Elektrofahrzeuge, wie der Mercedes Benz EQC (EQC 400: Stromverbrauch in kWh/100 km (kombiniert): 21,3-20,2; CO2-Emissionen in g/km (kombiniert): 0**) könnten zukünftig als „rollende Speicher“ dazu beitragen, kurzfristige Strombedarfe zu decken.

Grüne Ernte in Gefahr

Bis es soweit ist, sind allerdings noch eine Reihe an Grundsatzfragen zu beantworten. Zum Beispiel: Wie genau soll der künftige Strommix aussehen? Brauchen wir mehr Windräder? Windkraftgegner lehnen das ab, weshalb die Bundesregierung in ihrem Klimaschutzpaket unter anderem eine Abstandsregel für die Anlagen in der Nähe von Wohngebieten erlassen hat, die für breite Kritik sorgt.

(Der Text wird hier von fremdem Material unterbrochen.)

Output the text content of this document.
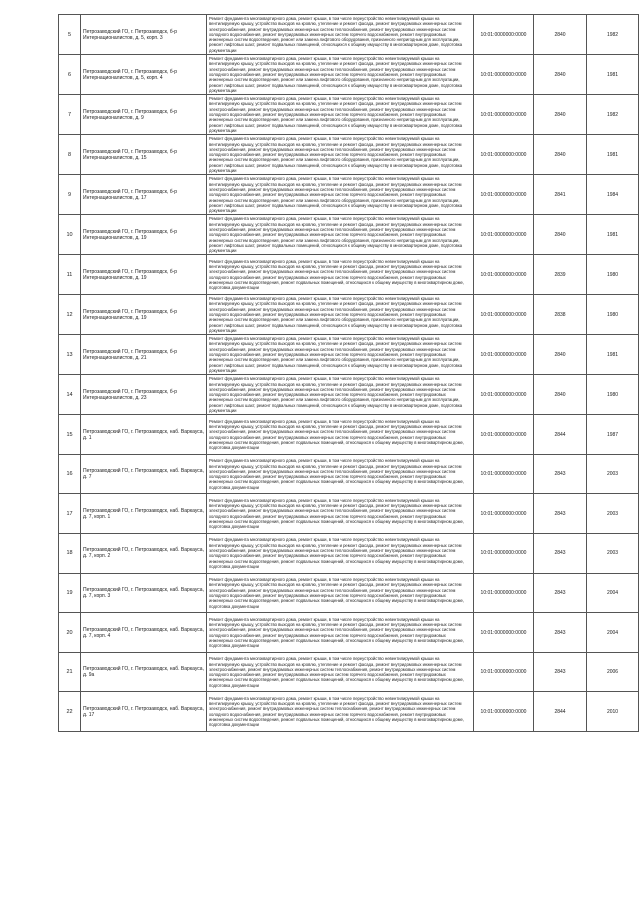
5	Петрозаводский ГО, г. Петрозаводск, б-р Интернационалистов, д. 5, корп. 3	Ремонт фундамента многоквартирного дома, ремонт крыши, в том числе переустройство невентилируемой крыши на вентилируемую крышу, устройство выходов на кровлю, утепление и ремонт фасада, ремонт внутридомовых инженерных систем электроснабжения, ремонт внутридомовых инженерных систем теплоснабжения, ремонт внутридомовых инженерных систем холодного водоснабжения, ремонт внутридомовых инженерных систем горячего водоснабжения, ремонт внутридомовых инженерных систем водоотведения, ремонт или замена лифтового оборудования, признанного непригодным для эксплуатации, ремонт лифтовых шахт, ремонт подвальных помещений, относящихся к общему имуществу в многоквартирном доме, подготовка документации	10:01:0000000:0000	2840	1982
6	Петрозаводский ГО, г. Петрозаводск, б-р Интернационалистов, д. 5, корп. 4	Ремонт фундамента многоквартирного дома, ремонт крыши, в том числе переустройство невентилируемой крыши на вентилируемую крышу, устройство выходов на кровлю, утепление и ремонт фасада, ремонт внутридомовых инженерных систем электроснабжения, ремонт внутридомовых инженерных систем теплоснабжения, ремонт внутридомовых инженерных систем холодного водоснабжения, ремонт внутридомовых инженерных систем горячего водоснабжения, ремонт внутридомовых инженерных систем водоотведения, ремонт или замена лифтового оборудования, признанного непригодным для эксплуатации, ремонт лифтовых шахт, ремонт подвальных помещений, относящихся к общему имуществу в многоквартирном доме, подготовка документации	10:01:0000000:0000	2840	1981
7	Петрозаводский ГО, г. Петрозаводск, б-р Интернационалистов, д. 9	Ремонт фундамента многоквартирного дома, ремонт крыши, в том числе переустройство невентилируемой крыши на вентилируемую крышу, устройство выходов на кровлю, утепление и ремонт фасада, ремонт внутридомовых инженерных систем электроснабжения, ремонт внутридомовых инженерных систем теплоснабжения, ремонт внутридомовых инженерных систем холодного водоснабжения, ремонт внутридомовых инженерных систем горячего водоснабжения, ремонт внутридомовых инженерных систем водоотведения, ремонт или замена лифтового оборудования, признанного непригодным для эксплуатации, ремонт лифтовых шахт, ремонт подвальных помещений, относящихся к общему имуществу в многоквартирном доме, подготовка документации	10:01:0000000:0000	2840	1982
8	Петрозаводский ГО, г. Петрозаводск, б-р Интернационалистов, д. 15	Ремонт фундамента многоквартирного дома, ремонт крыши, в том числе переустройство невентилируемой крыши на вентилируемую крышу, устройство выходов на кровлю, утепление и ремонт фасада, ремонт внутридомовых инженерных систем электроснабжения, ремонт внутридомовых инженерных систем теплоснабжения, ремонт внутридомовых инженерных систем холодного водоснабжения, ремонт внутридомовых инженерных систем горячего водоснабжения, ремонт внутридомовых инженерных систем водоотведения, ремонт или замена лифтового оборудования, признанного непригодным для эксплуатации, ремонт лифтовых шахт, ремонт подвальных помещений, относящихся к общему имуществу в многоквартирном доме, подготовка документации	10:01:0000000:0000	2840	1981
9	Петрозаводский ГО, г. Петрозаводск, б-р Интернационалистов, д. 17	Ремонт фундамента многоквартирного дома, ремонт крыши, в том числе переустройство невентилируемой крыши на вентилируемую крышу, устройство выходов на кровлю, утепление и ремонт фасада, ремонт внутридомовых инженерных систем электроснабжения, ремонт внутридомовых инженерных систем теплоснабжения, ремонт внутридомовых инженерных систем холодного водоснабжения, ремонт внутридомовых инженерных систем горячего водоснабжения, ремонт внутридомовых инженерных систем водоотведения, ремонт или замена лифтового оборудования, признанного непригодным для эксплуатации, ремонт лифтовых шахт, ремонт подвальных помещений, относящихся к общему имуществу в многоквартирном доме, подготовка документации	10:01:0000000:0000	2841	1984
10	Петрозаводский ГО, г. Петрозаводск, б-р Интернационалистов, д. 19	Ремонт фундамента многоквартирного дома, ремонт крыши, в том числе переустройство невентилируемой крыши на вентилируемую крышу, устройство выходов на кровлю, утепление и ремонт фасада, ремонт внутридомовых инженерных систем электроснабжения, ремонт внутридомовых инженерных систем теплоснабжения, ремонт внутридомовых инженерных систем холодного водоснабжения, ремонт внутридомовых инженерных систем горячего водоснабжения, ремонт внутридомовых инженерных систем водоотведения, ремонт или замена лифтового оборудования, признанного непригодным для эксплуатации, ремонт лифтовых шахт, ремонт подвальных помещений, относящихся к общему имуществу в многоквартирном доме, подготовка документации	10:01:0000000:0000	2840	1981
11	Петрозаводский ГО, г. Петрозаводск, б-р Интернационалистов, д. 19	Ремонт фундамента многоквартирного дома, ремонт крыши, в том числе переустройство невентилируемой крыши на вентилируемую крышу, устройство выходов на кровлю, утепление и ремонт фасада, ремонт внутридомовых инженерных систем электроснабжения, ремонт внутридомовых инженерных систем теплоснабжения, ремонт внутридомовых инженерных систем холодного водоснабжения, ремонт внутридомовых инженерных систем горячего водоснабжения, ремонт внутридомовых инженерных систем водоотведения, ремонт подвальных помещений, относящихся к общему имуществу в многоквартирном доме, подготовка документации	10:01:0000000:0000	2839	1980
12	Петрозаводский ГО, г. Петрозаводск, б-р Интернационалистов, д. 19	Ремонт фундамента многоквартирного дома, ремонт крыши, в том числе переустройство невентилируемой крыши на вентилируемую крышу, устройство выходов на кровлю, утепление и ремонт фасада, ремонт внутридомовых инженерных систем электроснабжения, ремонт внутридомовых инженерных систем теплоснабжения, ремонт внутридомовых инженерных систем холодного водоснабжения, ремонт внутридомовых инженерных систем горячего водоснабжения, ремонт внутридомовых инженерных систем водоотведения, ремонт или замена лифтового оборудования, признанного непригодным для эксплуатации, ремонт лифтовых шахт, ремонт подвальных помещений, относящихся к общему имуществу в многоквартирном доме, подготовка документации	10:01:0000000:0000	2838	1980
13	Петрозаводский ГО, г. Петрозаводск, б-р Интернационалистов, д. 21	Ремонт фундамента многоквартирного дома, ремонт крыши, в том числе переустройство невентилируемой крыши на вентилируемую крышу, устройство выходов на кровлю, утепление и ремонт фасада, ремонт внутридомовых инженерных систем электроснабжения, ремонт внутридомовых инженерных систем теплоснабжения, ремонт внутридомовых инженерных систем холодного водоснабжения, ремонт внутридомовых инженерных систем горячего водоснабжения, ремонт внутридомовых инженерных систем водоотведения, ремонт или замена лифтового оборудования, признанного непригодным для эксплуатации, ремонт лифтовых шахт, ремонт подвальных помещений, относящихся к общему имуществу в многоквартирном доме, подготовка документации	10:01:0000000:0000	2840	1981
14	Петрозаводский ГО, г. Петрозаводск, б-р Интернационалистов, д. 23	Ремонт фундамента многоквартирного дома, ремонт крыши, в том числе переустройство невентилируемой крыши на вентилируемую крышу, устройство выходов на кровлю, утепление и ремонт фасада, ремонт внутридомовых инженерных систем электроснабжения, ремонт внутридомовых инженерных систем теплоснабжения, ремонт внутридомовых инженерных систем холодного водоснабжения, ремонт внутридомовых инженерных систем горячего водоснабжения, ремонт внутридомовых инженерных систем водоотведения, ремонт или замена лифтового оборудования, признанного непригодным для эксплуатации, ремонт лифтовых шахт, ремонт подвальных помещений, относящихся к общему имуществу в многоквартирном доме, подготовка документации	10:01:0000000:0000	2840	1980
15	Петрозаводский ГО, г. Петрозаводск, наб. Варкауса, д. 1	Ремонт фундамента многоквартирного дома, ремонт крыши, в том числе переустройство невентилируемой крыши на вентилируемую крышу, устройство выходов на кровлю, утепление и ремонт фасада, ремонт внутридомовых инженерных систем электроснабжения, ремонт внутридомовых инженерных систем теплоснабжения, ремонт внутридомовых инженерных систем холодного водоснабжения, ремонт внутридомовых инженерных систем горячего водоснабжения, ремонт внутридомовых инженерных систем водоотведения, ремонт подвальных помещений, относящихся к общему имуществу в многоквартирном доме, подготовка документации	10:01:0000000:0000	2844	1987
16	Петрозаводский ГО, г. Петрозаводск, наб. Варкауса, д. 7	Ремонт фундамента многоквартирного дома, ремонт крыши, в том числе переустройство невентилируемой крыши на вентилируемую крышу, устройство выходов на кровлю, утепление и ремонт фасада, ремонт внутридомовых инженерных систем электроснабжения, ремонт внутридомовых инженерных систем теплоснабжения, ремонт внутридомовых инженерных систем холодного водоснабжения, ремонт внутридомовых инженерных систем горячего водоснабжения, ремонт внутридомовых инженерных систем водоотведения, ремонт подвальных помещений, относящихся к общему имуществу в многоквартирном доме, подготовка документации	10:01:0000000:0000	2843	2003
17	Петрозаводский ГО, г. Петрозаводск, наб. Варкауса, д. 7, корп. 1	Ремонт фундамента многоквартирного дома, ремонт крыши, в том числе переустройство невентилируемой крыши на вентилируемую крышу, устройство выходов на кровлю, утепление и ремонт фасада, ремонт внутридомовых инженерных систем электроснабжения, ремонт внутридомовых инженерных систем теплоснабжения, ремонт внутридомовых инженерных систем холодного водоснабжения, ремонт внутридомовых инженерных систем горячего водоснабжения, ремонт внутридомовых инженерных систем водоотведения, ремонт подвальных помещений, относящихся к общему имуществу в многоквартирном доме, подготовка документации	10:01:0000000:0000	2843	2003
18	Петрозаводский ГО, г. Петрозаводск, наб. Варкауса, д. 7, корп. 2	Ремонт фундамента многоквартирного дома, ремонт крыши, в том числе переустройство невентилируемой крыши на вентилируемую крышу, устройство выходов на кровлю, утепление и ремонт фасада, ремонт внутридомовых инженерных систем электроснабжения, ремонт внутридомовых инженерных систем теплоснабжения, ремонт внутридомовых инженерных систем холодного водоснабжения, ремонт внутридомовых инженерных систем горячего водоснабжения, ремонт внутридомовых инженерных систем водоотведения, ремонт подвальных помещений, относящихся к общему имуществу в многоквартирном доме, подготовка документации	10:01:0000000:0000	2843	2003
19	Петрозаводский ГО, г. Петрозаводск, наб. Варкауса, д. 7, корп. 3	Ремонт фундамента многоквартирного дома, ремонт крыши, в том числе переустройство невентилируемой крыши на вентилируемую крышу, устройство выходов на кровлю, утепление и ремонт фасада, ремонт внутридомовых инженерных систем электроснабжения, ремонт внутридомовых инженерных систем теплоснабжения, ремонт внутридомовых инженерных систем холодного водоснабжения, ремонт внутридомовых инженерных систем горячего водоснабжения, ремонт внутридомовых инженерных систем водоотведения, ремонт подвальных помещений, относящихся к общему имуществу в многоквартирном доме, подготовка документации	10:01:0000000:0000	2843	2004
20	Петрозаводский ГО, г. Петрозаводск, наб. Варкауса, д. 7, корп. 4	Ремонт фундамента многоквартирного дома, ремонт крыши, в том числе переустройство невентилируемой крыши на вентилируемую крышу, устройство выходов на кровлю, утепление и ремонт фасада, ремонт внутридомовых инженерных систем электроснабжения, ремонт внутридомовых инженерных систем теплоснабжения, ремонт внутридомовых инженерных систем холодного водоснабжения, ремонт внутридомовых инженерных систем горячего водоснабжения, ремонт внутридомовых инженерных систем водоотведения, ремонт подвальных помещений, относящихся к общему имуществу в многоквартирном доме, подготовка документации	10:01:0000000:0000	2843	2004
21	Петрозаводский ГО, г. Петрозаводск, наб. Варкауса, д. 9а	Ремонт фундамента многоквартирного дома, ремонт крыши, в том числе переустройство невентилируемой крыши на вентилируемую крышу, устройство выходов на кровлю, утепление и ремонт фасада, ремонт внутридомовых инженерных систем электроснабжения, ремонт внутридомовых инженерных систем теплоснабжения, ремонт внутридомовых инженерных систем холодного водоснабжения, ремонт внутридомовых инженерных систем горячего водоснабжения, ремонт внутридомовых инженерных систем водоотведения, ремонт подвальных помещений, относящихся к общему имуществу в многоквартирном доме, подготовка документации	10:01:0000000:0000	2843	2006
22	Петрозаводский ГО, г. Петрозаводск, наб. Варкауса, д. 17	Ремонт фундамента многоквартирного дома, ремонт крыши, в том числе переустройство невентилируемой крыши на вентилируемую крышу, устройство выходов на кровлю, утепление и ремонт фасада, ремонт внутридомовых инженерных систем электроснабжения, ремонт внутридомовых инженерных систем теплоснабжения, ремонт внутридомовых инженерных систем холодного водоснабжения, ремонт внутридомовых инженерных систем горячего водоснабжения, ремонт внутридомовых инженерных систем водоотведения, ремонт подвальных помещений, относящихся к общему имуществу в многоквартирном доме, подготовка документации	10:01:0000000:0000	2844	2010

Biomasse? Der Energieträger hat den Vorteil, dass sich seine Verstromung bedarfsgerecht steuern lässt, allerdings wird insbesondere der Anbau von energetisch nutzbaren Pflanzen sehr kritisch betrachtet, vor allem, wenn er in direkter Konkurrenz zum Lebensmittelanbau steht. Also mehr Photovoltaik-Anlagen? Zumindest hat die Bundesregierung von dem geplanten Förderstopp für Photovoltaik-Anlagen im Mai 2020 abgesehen, um die Energiewende in Deutschland schneller voranzutreiben.

Importware Sonnenstrom

Obwohl die Globalstrahlung über die letzten Jahre hinweg stark anstieg, bietet Deutschland im internationalen Vergleich nicht die besten klimatischen Voraussetzungen für eine reiche Ernte an Sonnenstrom. Vor diesem Hintergrund gewinnt eine weitere Speichertechnologie auch im Kontext der Energiewende an Bedeutung: Power-to-X. Damit ist die Umwandlung von (grün erzeugtem) Strom in stoffliche Speicher gemeint, also in Wasserstoff oder in synthetische Kraftstoffe. Der Vorteil: Sonnenstrom ließe sich in südlichen Ländern gewinnen, umwandeln und über Pipelines oder Tankschiffe importieren. Die Bundesregierung fördert mit der nationalen Wasserstoffstrategie bereits seit Jahren Ansätze zu Produktion, Transport und Nutzung des Gases. Das Ziel: Deutschland international zu einem Vorreiter bei grünem Wasserstoff zu machen und langfristig die Weltmarktführerschaft bei Wasserstofftechnologien zu erlangen. Jens Kanacher, der beim Energieversorger Innogy das Kompetenzzentrum für Energiesysteme und Speicher bis Mitte März leitete, spricht in diesem Zusammenhang von einer Importwende.

Jens Kanacher, bis Mitte März 2020 Leiter des Kompetenzentrums für Energiesysteme und Speicher, beschäftigt sich mit Fragen rund um den Übergang in eine CO2-neutrale, digitalisierte und dezentralisierte Energiewirtschaft.

Hoffnungsträger Flüssigsalz

In diversen Projekten testen Forscher zudem weitere Methoden, um grünen Strom physisch zu speichern. Auch wirtschaftlich interessant könnten Flüssigsalzspeicher sein: Dabei werden große Mengen Flüssigsalz durch überschüssigen Wind- oder Sonnenstrom erhitzt. Das heiße Salz wiederum kann Dampf erzeugen und auf diese Weise eine Kraftwerksturbine antreiben.

Voraussetzung für die Entwicklung neuer Speichertechnologien ist ein verlässlicher politischer Rahmen. Dieser würde, davon sind Experten überzeugt, auch zu weiteren technologischen Innovationen führen, die wie die Energiespeicher von Mercedes-Benz Energy einen wertvollen Beitrag zur Energiewende leisten.